In fact, she was so close to the guys during junior and high school that she’d have gone as far as to say she thought of herself as a guy, at some point. However, eventually, it became clear to her that she just didn’t conform to the traditional definition of a woman and, in fact, was still a girl, just one with fairly masculine tastes. It just fit her better and her love for practical clothes brought her to accept the fancy dresses and hairdos expected from a government official’s daughter less and less, instead craving for pants and less makeup.

In fact, it’s surprising ever her that she doesn’t mind her long hair: she’s wondered about cutting it, even tried having a shaved side at some point to see how it’d look (a shaded side she’d hide in front of her father, of the journalists and national audiences)... but it never fit her and, instead, she found herself liking her reflection in the mirror with her longer hair more, even experimenting with it, on her own or with Rika.

 

There are so many things she owes to her flatmate, the girl whose hand she’s now holding as they go upstairs to unlock the door to the flat. One of them was her first crush to have reciprocate feelings: it’s not always easy being a woman who’s into other women and one of them is being incompatible with a lot of dating pool. While Touko knows Endou Mamoru will stop loving soccer before she’ll start being interested in men for anything other than friendship and perhaps sibling-like camaraderie (like with the aforementioned Endou), she also knew it from the moment she put herself out there.

As such, she had never expected her crush on Rika (who, at some point, was obsessed with a guy to the point she joined a soccer team fighting off against teenagers their age who had been manipulated into committing acts of terrorism just so she could be in the same team as he was, leaving her natal Osaka just for that) to be anything other than another one-sided story that’d end as soon as they’d end up separated again after the end of the FFI.
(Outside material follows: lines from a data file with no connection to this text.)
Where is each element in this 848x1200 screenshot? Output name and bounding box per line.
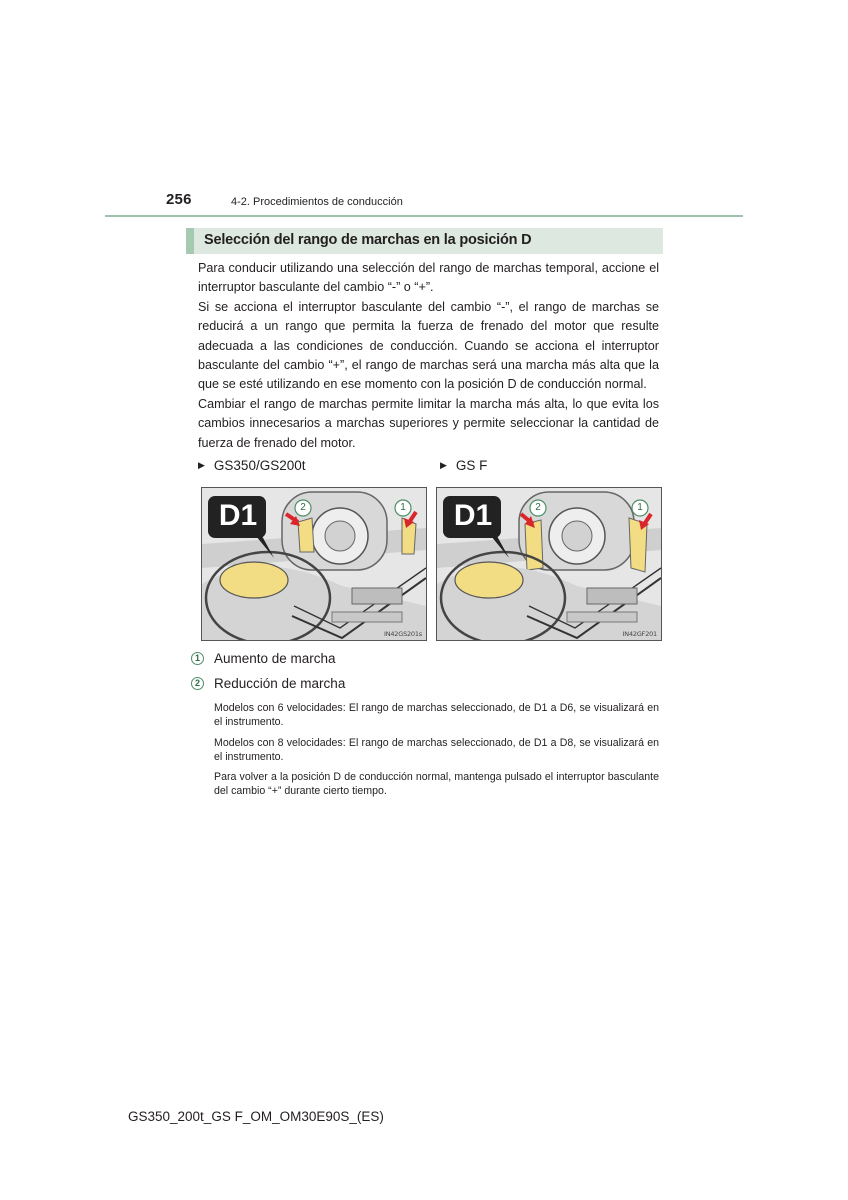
callout-1: 1 (637, 502, 643, 513)
page-number: 256 (166, 191, 192, 208)
callout-2: 2 (535, 502, 541, 513)
body-text (198, 259, 659, 453)
number-circle-icon: 2 (191, 677, 204, 690)
gear-display-d1: D1 (453, 499, 493, 532)
triangle-bullet-icon: ▶ (440, 460, 447, 470)
gear-display-d1: D1 (218, 499, 258, 532)
figure-code: IN42GF201 (622, 630, 657, 638)
figure-label-gs350: ▶ GS350/GS200t (198, 458, 306, 473)
paragraph-3: Cambiar el rango de marchas permite limitar la marcha más alta, lo que evita los cambios innecesarios a marchas superiores y permite seleccionar la cantidad de fuerza de frenado del motor. (198, 396, 659, 450)
paragraph-1: Para conducir utilizando una selección del rango de marchas temporal, accione el interruptor basculante del cambio “-” o “+”. (198, 261, 659, 295)
header-rule (105, 215, 743, 217)
legend-item-downshift (191, 676, 345, 691)
callout-1: 1 (400, 502, 406, 513)
callout-2: 2 (300, 502, 306, 513)
footer-document-code: GS350_200t_GS F_OM_OM30E90S_(ES) (128, 1109, 384, 1124)
note-6-speed: Modelos con 6 velocidades: El rango de marchas seleccionado, de D1 a D6, se visualizará en el instrumento. (214, 702, 659, 728)
section-heading-bar (186, 228, 663, 254)
figure-label-gsf: ▶ GS F (440, 458, 488, 473)
triangle-bullet-icon: ▶ (198, 460, 205, 470)
figure-code: IN42GS201s (383, 630, 422, 638)
paragraph-2: Si se acciona el interruptor basculante del cambio “-”, el rango de marchas se reducirá a un rango que permita la fuerza de frenado del motor que resulte adecuada a las condiciones de conducción. Cuando se acciona el interruptor basculante del cambio “+”, el rango de marchas será una marcha más alta que la que se esté utilizando en ese momento con la posición D de conducción normal. (198, 299, 659, 392)
figure-gsf-steering (436, 487, 662, 641)
section-path: 4-2. Procedimientos de conducción (231, 196, 403, 208)
note-8-speed: Modelos con 8 velocidades: El rango de marchas seleccionado, de D1 a D8, se visualizará en el instrumento. (214, 737, 659, 763)
figure-gs350-steering (201, 487, 427, 641)
legend-text: Reducción de marcha (214, 676, 346, 691)
section-title: Selección del rango de marchas en la posición D (204, 232, 532, 248)
legend-text: Aumento de marcha (214, 651, 336, 666)
note-return-d: Para volver a la posición D de conducción normal, mantenga pulsado el interruptor basculante del cambio “+” durante cierto tiempo. (214, 771, 659, 797)
number-circle-icon: 1 (191, 652, 204, 665)
legend-item-upshift (191, 651, 336, 666)
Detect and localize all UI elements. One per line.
Nope, instead, Touko was Rika’s bisexual awakening and the rest is history.

 

And it’s because they’ve both shared so much that they’re now taking their first flight all on their own into the world. They both know it can be a terrible place, at times, to be yourself in a world that would very much like to conform to a pre-established mould that will probably never fit you, but it doesn’t mean there isn’t good to be enjoyed, and Touko very much knows this: if they’ve been able to develop friendships during times such as the Aliea Academy attacks on Japan, they can survive some petty remarks and indiscreet eyes.

Plus, really, if people want to hate on them or attack them, they’re not ready for Touko’s penchant for kicking asses. She was a bodyguard and if she has to fight for her independence, then so be it.